A U.S. Census Bureau report released on Dec. 23 revealed a sharper-than-expected decline in new orders for durable goods in November, with the pullback in demand for goods ranging from household appliances to heavy machinery signaling persistent challenges for America’s manufacturing sector amid heightened economic uncertainty.
Durable goods, which include items designed to last three years or more, require substantial financial commitments from consumers and businesses. The November pullback suggests waning confidence among buyers, reflecting uncertainty over the economic outlook and inflationary pressures.
While the Census Bureau’s decline in durable goods orders reflects weakness, some bright spots emerged. Orders for core capital goods, a key proxy for business investment, rose by 0.7 percent in November, signaling optimism in certain industries. This uptick suggests some manufacturers are investing in equipment upgrades and production capabilities, anticipating stronger demand in the future. Still, the broader manufacturing picture remains challenging, with transportation equipment—a major category—experiencing a 2.9 percent decline in orders.
“Compared to last month, consumers in December were substantially less optimistic about future business conditions and incomes. Moreover, pessimism about future employment prospects returned after cautious optimism prevailed in October and November,” Dana Peterson, chief economist at The Conference Board, said in a statement.

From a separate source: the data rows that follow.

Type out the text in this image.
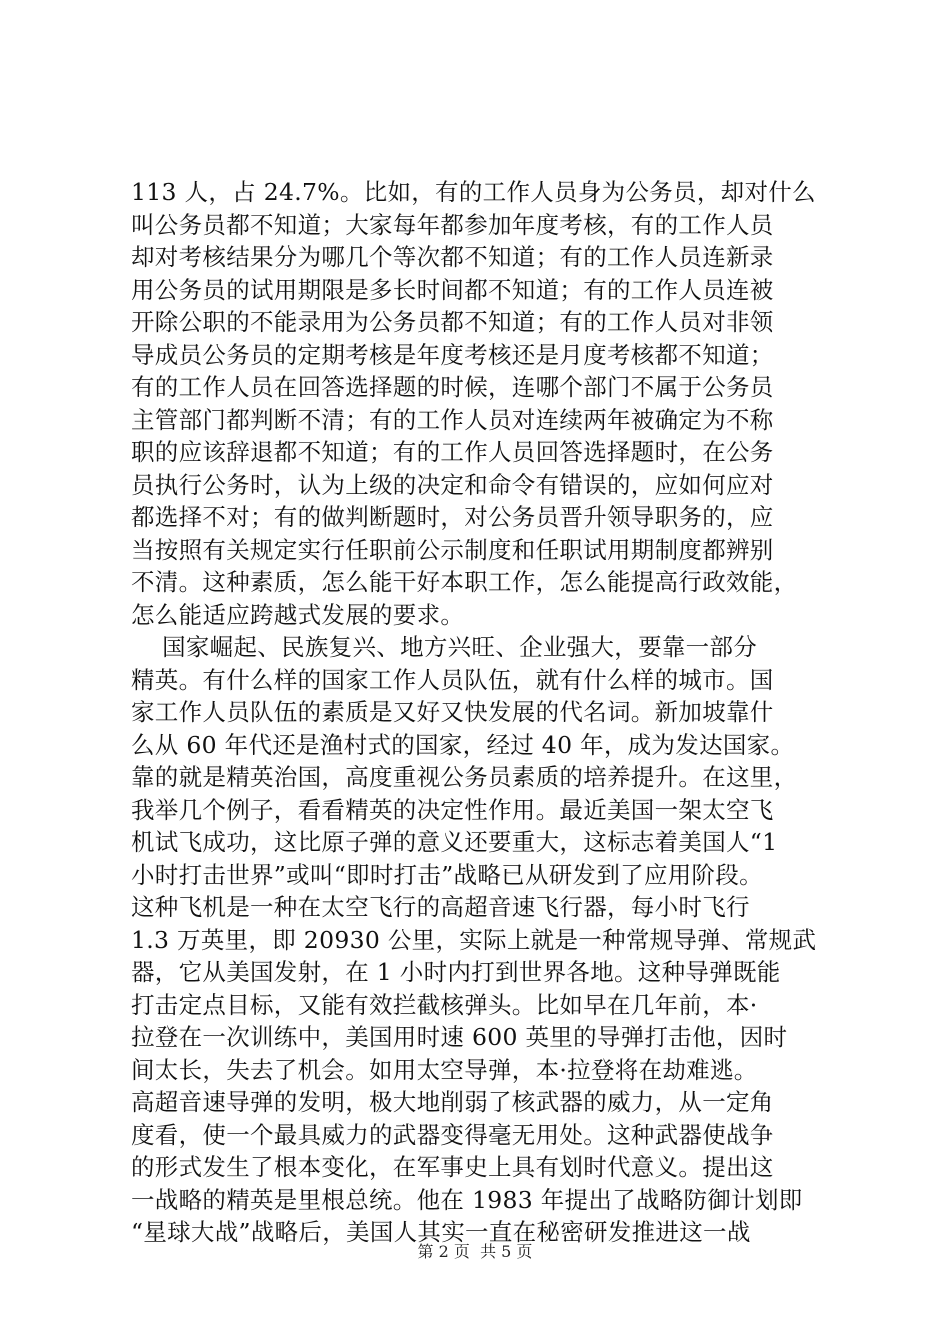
113 人，占 24.7%。比如，有的工作人员身为公务员，却对什么
叫公务员都不知道；大家每年都参加年度考核，有的工作人员
却对考核结果分为哪几个等次都不知道；有的工作人员连新录
用公务员的试用期限是多长时间都不知道；有的工作人员连被
开除公职的不能录用为公务员都不知道；有的工作人员对非领
导成员公务员的定期考核是年度考核还是月度考核都不知道；
有的工作人员在回答选择题的时候，连哪个部门不属于公务员
主管部门都判断不清；有的工作人员对连续两年被确定为不称
职的应该辞退都不知道；有的工作人员回答选择题时，在公务
员执行公务时，认为上级的决定和命令有错误的，应如何应对
都选择不对；有的做判断题时，对公务员晋升领导职务的，应
当按照有关规定实行任职前公示制度和任职试用期制度都辨别
不清。这种素质，怎么能干好本职工作，怎么能提高行政效能，
怎么能适应跨越式发展的要求。
国家崛起、民族复兴、地方兴旺、企业强大，要靠一部分
精英。有什么样的国家工作人员队伍，就有什么样的城市。国
家工作人员队伍的素质是又好又快发展的代名词。新加坡靠什
么从 60 年代还是渔村式的国家，经过 40 年，成为发达国家。
靠的就是精英治国，高度重视公务员素质的培养提升。在这里，
我举几个例子，看看精英的决定性作用。最近美国一架太空飞
机试飞成功，这比原子弹的意义还要重大，这标志着美国人“1
小时打击世界”或叫“即时打击”战略已从研发到了应用阶段。
这种飞机是一种在太空飞行的高超音速飞行器，每小时飞行
1.3 万英里，即 20930 公里，实际上就是一种常规导弹、常规武
器，它从美国发射，在 1 小时内打到世界各地。这种导弹既能
打击定点目标，又能有效拦截核弹头。比如早在几年前，本·
拉登在一次训练中，美国用时速 600 英里的导弹打击他，因时
间太长，失去了机会。如用太空导弹，本·拉登将在劫难逃。
高超音速导弹的发明，极大地削弱了核武器的威力，从一定角
度看，使一个最具威力的武器变得毫无用处。这种武器使战争
的形式发生了根本变化，在军事史上具有划时代意义。提出这
一战略的精英是里根总统。他在 1983 年提出了战略防御计划即
“星球大战”战略后，美国人其实一直在秘密研发推进这一战
第 2 页  共 5 页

Wall Street’s main indexes were mostly higher in early afternoon trading on Monday despite the release of disappointing data on consumer confidence mixed with a retreat in new orders of durable goods.
The S&P 500 was up 0.57 percent at 5,964.68, and the Nasdaq rose 0.87 percent to 21,475.42, with the Dow Jones Industrial Average 0.04 percent lower at 42,823.81 as of 2:07 p.m. on Dec. 23.
After gaining momentum since the November presidential election, Wall Street’s rally stumbled this month, weighed down by the Fed’s revised forecast of only two 25-basis-point rate cuts in 2025—down from four projected in September—and an upward revision to its annual inflation outlook.
Tim Ghriskey, senior portfolio strategist at Ingalls & Snyder, said investors are concerned about the economy and the Fed’s future moves and uncertain about the policies of the incoming administration of President-elect Donald Trump.
“There’s concern about the economy. There’s concern about the Fed making a wrong move, and there’s the great unknown of what Trump is actually going to do,” Ghriskey said.
Trump has promised to adopt business-friendly policies that would boost America’s manufacturing sector. He has pledged to reduce U.S. reliance on offshore supply chains by incentivizing domestic production while vowing to lower energy costs, a key input for businesses that impacts bottom lines. The president-elect has also vowed to extend tax cuts, roll back regulations, and renegotiate trade policies to bolster American industry.